気だるい眠気が襲っていた。安寿と最後の夜、寝転んで話をするつもりだったが、このまま寝てしまいそうだった。
「雪江様?」
安寿が遠慮がちに声をかけていた。
「ん?」
「起きていらっしゃいます?」
「かろうじて、あ、でも大丈夫」
「雪江様も順調のようでなによりでございます」
お腹の子供のことだ。
「そうですね。安寿様の方が先に産まれるんでしょうね」
「はあ、そうなりましょうか。わたくしの方がわずかに早く、身ごもったことがわかりましたが、十月十日と申しますけど、なかなかその通りに産まれることはないようでございます」
それは同感だ。二十一世紀でも予定日はただの憶測でしかない。目安にはなるが、実際にその日に産まれる確率は少ないことは知っていた。しかもこの江戸時代、自分の生理の周期と排卵日を知っている人はいないだろう。
「雪江様は、不安になられることはないのでしょうね」
不安? そう聞こえた。なにが不安になるのだろう。
「雪江様だから申し上げるのですが、時々わたくしは母になるその瞬間が怖くなるのです。産みの苦しみと申します。そのようなこと、わたくしが耐えられるのか、不安になるのです。このようなわたくしはきっと母親失格でしょう」
陣痛に耐えられるかどうか、不安になるということらしい。それは初産の妊婦が皆、思うことだろう。以前、雪江もそれを考え、悩んだこともある。

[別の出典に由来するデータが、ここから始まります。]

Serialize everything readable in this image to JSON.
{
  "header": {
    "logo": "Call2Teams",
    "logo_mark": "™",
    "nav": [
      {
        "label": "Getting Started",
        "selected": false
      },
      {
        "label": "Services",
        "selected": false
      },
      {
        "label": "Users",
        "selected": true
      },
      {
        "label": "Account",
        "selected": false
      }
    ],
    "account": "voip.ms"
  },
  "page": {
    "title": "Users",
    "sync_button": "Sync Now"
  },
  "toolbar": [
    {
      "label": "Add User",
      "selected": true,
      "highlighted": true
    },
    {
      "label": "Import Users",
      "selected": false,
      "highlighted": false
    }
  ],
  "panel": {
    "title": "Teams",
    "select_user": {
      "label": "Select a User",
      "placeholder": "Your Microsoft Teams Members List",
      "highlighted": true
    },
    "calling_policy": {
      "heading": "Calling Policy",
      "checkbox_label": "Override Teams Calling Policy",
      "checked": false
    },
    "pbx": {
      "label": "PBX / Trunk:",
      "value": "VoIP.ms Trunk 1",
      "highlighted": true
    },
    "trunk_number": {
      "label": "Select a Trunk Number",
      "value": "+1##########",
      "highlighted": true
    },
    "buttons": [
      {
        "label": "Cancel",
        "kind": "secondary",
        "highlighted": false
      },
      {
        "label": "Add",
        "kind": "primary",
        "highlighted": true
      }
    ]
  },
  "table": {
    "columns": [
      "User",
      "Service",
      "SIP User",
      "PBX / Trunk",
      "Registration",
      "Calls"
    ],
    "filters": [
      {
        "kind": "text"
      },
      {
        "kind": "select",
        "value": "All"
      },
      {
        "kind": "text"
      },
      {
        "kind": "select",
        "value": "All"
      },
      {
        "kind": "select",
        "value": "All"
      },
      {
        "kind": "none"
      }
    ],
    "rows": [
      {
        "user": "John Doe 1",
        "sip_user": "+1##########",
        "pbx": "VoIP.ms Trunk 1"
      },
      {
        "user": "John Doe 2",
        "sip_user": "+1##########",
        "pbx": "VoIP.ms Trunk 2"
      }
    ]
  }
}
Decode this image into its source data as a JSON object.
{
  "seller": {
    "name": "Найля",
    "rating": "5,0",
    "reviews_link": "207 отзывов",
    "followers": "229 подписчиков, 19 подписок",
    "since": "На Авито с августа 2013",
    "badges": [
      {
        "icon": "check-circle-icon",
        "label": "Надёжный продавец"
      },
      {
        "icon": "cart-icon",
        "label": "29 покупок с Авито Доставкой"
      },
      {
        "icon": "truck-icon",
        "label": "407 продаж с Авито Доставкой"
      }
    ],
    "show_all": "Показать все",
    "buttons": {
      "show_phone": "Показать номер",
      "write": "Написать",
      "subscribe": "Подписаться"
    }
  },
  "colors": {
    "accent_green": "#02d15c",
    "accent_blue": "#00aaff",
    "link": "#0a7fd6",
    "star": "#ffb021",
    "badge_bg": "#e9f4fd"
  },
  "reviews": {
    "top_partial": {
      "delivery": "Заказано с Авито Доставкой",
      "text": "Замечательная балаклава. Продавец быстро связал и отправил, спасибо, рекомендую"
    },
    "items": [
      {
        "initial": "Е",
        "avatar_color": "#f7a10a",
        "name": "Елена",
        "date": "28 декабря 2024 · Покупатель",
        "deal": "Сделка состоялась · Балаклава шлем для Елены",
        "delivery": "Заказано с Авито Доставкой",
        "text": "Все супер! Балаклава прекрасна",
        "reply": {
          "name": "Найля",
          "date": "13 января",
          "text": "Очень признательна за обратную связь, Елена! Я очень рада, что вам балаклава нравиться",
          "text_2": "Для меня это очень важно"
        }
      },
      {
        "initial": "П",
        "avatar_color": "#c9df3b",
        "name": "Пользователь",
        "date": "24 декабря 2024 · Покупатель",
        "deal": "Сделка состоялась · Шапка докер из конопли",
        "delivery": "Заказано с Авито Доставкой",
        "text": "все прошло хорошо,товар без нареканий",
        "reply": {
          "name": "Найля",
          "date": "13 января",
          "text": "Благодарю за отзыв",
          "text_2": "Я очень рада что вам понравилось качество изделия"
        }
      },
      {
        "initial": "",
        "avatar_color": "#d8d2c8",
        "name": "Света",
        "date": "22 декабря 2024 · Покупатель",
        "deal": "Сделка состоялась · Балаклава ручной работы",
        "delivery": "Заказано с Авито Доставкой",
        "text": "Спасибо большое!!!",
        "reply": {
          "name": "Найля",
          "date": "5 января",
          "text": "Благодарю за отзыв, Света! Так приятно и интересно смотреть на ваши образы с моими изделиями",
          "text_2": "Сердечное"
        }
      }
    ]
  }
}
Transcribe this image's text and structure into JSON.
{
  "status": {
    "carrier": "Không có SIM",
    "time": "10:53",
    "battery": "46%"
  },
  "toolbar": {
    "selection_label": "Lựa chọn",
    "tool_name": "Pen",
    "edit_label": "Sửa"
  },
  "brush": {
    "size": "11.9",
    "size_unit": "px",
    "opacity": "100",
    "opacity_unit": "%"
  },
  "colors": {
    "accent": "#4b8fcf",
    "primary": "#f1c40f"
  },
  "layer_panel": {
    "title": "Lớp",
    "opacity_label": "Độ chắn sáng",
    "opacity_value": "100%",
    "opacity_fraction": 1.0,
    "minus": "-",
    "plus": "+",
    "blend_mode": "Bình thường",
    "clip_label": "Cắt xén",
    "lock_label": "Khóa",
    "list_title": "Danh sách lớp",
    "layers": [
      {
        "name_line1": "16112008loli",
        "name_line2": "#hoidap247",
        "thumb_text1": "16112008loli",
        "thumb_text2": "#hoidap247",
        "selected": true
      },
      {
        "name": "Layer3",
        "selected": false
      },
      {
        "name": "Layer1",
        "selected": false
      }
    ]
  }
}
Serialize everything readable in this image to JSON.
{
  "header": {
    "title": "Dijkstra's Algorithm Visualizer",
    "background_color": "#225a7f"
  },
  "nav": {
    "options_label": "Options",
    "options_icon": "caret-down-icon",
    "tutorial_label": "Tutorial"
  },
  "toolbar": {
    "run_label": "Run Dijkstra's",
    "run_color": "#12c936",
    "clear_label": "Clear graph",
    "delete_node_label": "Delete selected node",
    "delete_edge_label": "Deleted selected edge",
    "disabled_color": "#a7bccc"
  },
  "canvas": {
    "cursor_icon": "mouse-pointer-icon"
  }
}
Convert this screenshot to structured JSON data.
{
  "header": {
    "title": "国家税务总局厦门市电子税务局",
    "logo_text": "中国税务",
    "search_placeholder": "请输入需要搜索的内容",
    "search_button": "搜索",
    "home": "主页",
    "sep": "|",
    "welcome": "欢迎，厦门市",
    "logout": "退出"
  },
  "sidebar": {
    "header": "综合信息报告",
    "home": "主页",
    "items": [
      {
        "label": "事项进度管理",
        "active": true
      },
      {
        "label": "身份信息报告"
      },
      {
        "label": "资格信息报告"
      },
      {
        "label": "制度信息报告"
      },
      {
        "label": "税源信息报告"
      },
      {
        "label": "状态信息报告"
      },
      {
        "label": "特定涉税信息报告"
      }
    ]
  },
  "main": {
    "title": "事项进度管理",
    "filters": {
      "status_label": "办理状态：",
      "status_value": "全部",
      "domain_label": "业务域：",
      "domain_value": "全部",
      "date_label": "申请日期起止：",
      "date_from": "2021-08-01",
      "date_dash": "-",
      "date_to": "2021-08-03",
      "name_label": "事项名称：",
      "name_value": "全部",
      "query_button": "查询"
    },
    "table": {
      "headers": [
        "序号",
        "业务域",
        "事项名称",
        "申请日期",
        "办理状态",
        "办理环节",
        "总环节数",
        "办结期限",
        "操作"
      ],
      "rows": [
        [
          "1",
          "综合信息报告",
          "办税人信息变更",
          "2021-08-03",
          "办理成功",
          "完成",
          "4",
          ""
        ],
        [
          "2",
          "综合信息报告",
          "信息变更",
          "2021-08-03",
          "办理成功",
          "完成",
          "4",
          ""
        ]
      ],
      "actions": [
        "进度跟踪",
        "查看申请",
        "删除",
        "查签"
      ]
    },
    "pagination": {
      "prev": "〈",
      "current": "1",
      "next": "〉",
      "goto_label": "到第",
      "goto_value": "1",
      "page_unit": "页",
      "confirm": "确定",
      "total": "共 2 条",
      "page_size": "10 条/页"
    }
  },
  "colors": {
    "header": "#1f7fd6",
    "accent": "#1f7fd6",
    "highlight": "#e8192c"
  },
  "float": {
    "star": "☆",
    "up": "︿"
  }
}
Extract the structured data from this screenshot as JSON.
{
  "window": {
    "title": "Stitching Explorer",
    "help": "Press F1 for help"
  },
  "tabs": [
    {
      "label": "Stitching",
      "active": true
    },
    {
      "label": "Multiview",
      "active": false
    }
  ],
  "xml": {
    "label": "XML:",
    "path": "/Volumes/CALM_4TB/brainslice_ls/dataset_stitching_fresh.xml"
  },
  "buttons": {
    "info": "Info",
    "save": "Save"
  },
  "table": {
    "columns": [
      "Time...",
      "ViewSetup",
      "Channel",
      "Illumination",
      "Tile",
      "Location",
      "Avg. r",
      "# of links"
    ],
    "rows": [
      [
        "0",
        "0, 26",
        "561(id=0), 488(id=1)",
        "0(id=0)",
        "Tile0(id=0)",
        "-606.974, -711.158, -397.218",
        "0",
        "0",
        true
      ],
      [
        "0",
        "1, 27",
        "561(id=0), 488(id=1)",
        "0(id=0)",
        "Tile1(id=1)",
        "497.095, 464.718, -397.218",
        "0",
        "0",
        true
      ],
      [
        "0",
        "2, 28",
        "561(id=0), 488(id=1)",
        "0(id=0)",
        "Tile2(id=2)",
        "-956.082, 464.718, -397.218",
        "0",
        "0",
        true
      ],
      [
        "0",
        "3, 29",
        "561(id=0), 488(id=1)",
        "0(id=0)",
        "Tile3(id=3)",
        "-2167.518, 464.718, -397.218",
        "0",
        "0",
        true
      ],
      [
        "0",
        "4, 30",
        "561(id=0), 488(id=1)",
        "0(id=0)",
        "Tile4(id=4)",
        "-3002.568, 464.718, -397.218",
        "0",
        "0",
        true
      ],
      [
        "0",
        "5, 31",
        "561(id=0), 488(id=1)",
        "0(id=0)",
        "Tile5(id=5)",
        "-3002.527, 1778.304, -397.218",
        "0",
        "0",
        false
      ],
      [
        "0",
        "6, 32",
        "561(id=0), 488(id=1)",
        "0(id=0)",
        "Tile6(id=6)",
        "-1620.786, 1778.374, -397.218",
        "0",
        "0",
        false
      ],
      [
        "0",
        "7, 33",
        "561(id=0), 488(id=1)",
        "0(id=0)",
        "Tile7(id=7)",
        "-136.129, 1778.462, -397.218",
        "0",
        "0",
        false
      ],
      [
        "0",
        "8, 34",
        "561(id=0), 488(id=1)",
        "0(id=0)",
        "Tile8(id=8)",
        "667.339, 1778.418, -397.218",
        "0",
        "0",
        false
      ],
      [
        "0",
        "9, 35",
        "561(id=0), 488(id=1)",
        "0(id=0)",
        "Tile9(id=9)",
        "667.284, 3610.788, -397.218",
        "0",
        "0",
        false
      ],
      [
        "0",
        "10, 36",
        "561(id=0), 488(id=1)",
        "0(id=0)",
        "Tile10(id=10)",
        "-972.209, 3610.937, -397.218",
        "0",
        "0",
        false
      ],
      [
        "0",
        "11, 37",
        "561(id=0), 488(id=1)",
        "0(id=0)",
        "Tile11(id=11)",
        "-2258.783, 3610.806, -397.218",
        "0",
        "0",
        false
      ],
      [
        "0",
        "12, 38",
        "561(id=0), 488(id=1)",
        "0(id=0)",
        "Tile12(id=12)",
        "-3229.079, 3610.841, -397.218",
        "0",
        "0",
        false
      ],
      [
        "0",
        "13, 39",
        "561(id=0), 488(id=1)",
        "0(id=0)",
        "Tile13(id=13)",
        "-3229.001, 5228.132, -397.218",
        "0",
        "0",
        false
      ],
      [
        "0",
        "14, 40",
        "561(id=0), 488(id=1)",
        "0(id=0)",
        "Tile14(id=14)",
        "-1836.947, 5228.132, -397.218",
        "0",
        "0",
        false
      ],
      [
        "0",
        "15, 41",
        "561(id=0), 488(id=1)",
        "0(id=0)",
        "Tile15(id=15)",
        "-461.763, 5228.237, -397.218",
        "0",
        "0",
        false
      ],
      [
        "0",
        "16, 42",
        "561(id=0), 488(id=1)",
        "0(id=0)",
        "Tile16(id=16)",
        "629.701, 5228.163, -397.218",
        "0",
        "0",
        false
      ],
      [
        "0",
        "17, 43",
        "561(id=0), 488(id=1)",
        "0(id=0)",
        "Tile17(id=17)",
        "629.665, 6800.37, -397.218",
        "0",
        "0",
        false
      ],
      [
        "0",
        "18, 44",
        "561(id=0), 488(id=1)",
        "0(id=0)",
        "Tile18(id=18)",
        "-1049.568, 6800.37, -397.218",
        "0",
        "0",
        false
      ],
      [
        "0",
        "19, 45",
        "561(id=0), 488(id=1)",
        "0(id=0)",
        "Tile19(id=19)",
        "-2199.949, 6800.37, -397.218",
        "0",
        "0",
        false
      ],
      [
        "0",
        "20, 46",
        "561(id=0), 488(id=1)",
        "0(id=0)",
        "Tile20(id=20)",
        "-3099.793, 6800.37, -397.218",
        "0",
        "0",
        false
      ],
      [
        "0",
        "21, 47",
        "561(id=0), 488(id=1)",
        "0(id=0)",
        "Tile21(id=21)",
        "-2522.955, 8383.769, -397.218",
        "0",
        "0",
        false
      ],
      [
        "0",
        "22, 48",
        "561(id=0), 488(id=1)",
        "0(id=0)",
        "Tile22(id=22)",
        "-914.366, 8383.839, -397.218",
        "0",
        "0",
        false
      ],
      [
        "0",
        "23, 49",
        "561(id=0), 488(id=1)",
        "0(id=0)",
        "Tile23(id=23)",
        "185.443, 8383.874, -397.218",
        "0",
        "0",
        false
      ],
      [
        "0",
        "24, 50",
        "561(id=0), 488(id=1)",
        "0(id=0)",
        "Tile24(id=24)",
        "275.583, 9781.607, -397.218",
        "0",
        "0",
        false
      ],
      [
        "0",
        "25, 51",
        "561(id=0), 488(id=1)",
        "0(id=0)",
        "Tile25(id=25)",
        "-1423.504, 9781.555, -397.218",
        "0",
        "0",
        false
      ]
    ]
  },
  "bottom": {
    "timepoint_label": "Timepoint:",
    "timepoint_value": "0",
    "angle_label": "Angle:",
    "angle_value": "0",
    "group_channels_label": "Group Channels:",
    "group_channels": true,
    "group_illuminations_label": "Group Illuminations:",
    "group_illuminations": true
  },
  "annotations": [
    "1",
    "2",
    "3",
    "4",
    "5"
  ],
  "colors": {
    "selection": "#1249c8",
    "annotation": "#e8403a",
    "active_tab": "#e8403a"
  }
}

「私だって一応、不安にかられます。けど、大勢の女性がその苦しみを経験して、耐えてきたんです。そんなふうに思うと大丈夫かなって思うんです。もし、不安になって夜も眠れなくなりそうだったら、そういう時は久美子先生に相談してください。あの人なら的確な返事をしてくれます。出産経験者でもあるし、一人であれこれ考えるより、どんどん言っちゃってください」
「ああ、本当にそうですね。産みの苦しみは大変ですが、それは耐えられるということなのでございますね」
「うん、そう考えると少しは気がらくになるでしょ」
「はい」
「安寿様は細いけど、案外そういう体形の人の方がポンって簡単に産めちゃうらしいの。おじいちゃんが言ってた。私みたいな骨盤が広そうなタイプの方が難産、多いんだって」
外見でお尻が大きいから安産と決めつけるのは間違いということ。
そんな雪江の話が百パーセントわかっていないとは思うが、安寿が納得してくれたようだ。少し声に元気が出てきたから。
「そう、母も兄とわたくしを産んでくださいました。苦しくてもう二度と繰り返したくないと思うのであれば、二人も産もうとはなさらなかったはず。ああ、そう考えると・・・・もう心配などしないようにします」
「うん、それがいい。楽しいことを考えましょう。赤ちゃん、どっちに似ているかな。両方が男たちに似ていたら、私達の赤ちゃんって双子みたいになるかもしれない」
「ああ、それはまことにそうなるかもしれません」
「ねえ、産まれたら、またここへ泊りにきて。赤ちゃんと一緒に。お座りができるくらいになったら、二人を並べてみようよ」
「まあ、それは・・・・はい。ぜひ、そうさせていただきます。今からそう明知様にもご承諾いただき、必ず赤子と一緒に参ります」
「うん。絶対だよ」
「はい」
「私は自分のお乳で育てるつもり、そしてできる限り、自分で赤ちゃんの世話をしたい」
「雪江様らしいと思います。わたくしも手をかけられることはやろうと思っております」
それからしばらく二人での会話が続いた。そしていつのまにか雪江と安寿は寝入っていた。
あと数か月で臨月を迎え、雪江と安寿は母になる。
そして、武家の奥方同士が繋ぐ絆、それはこれからも続くことだろう。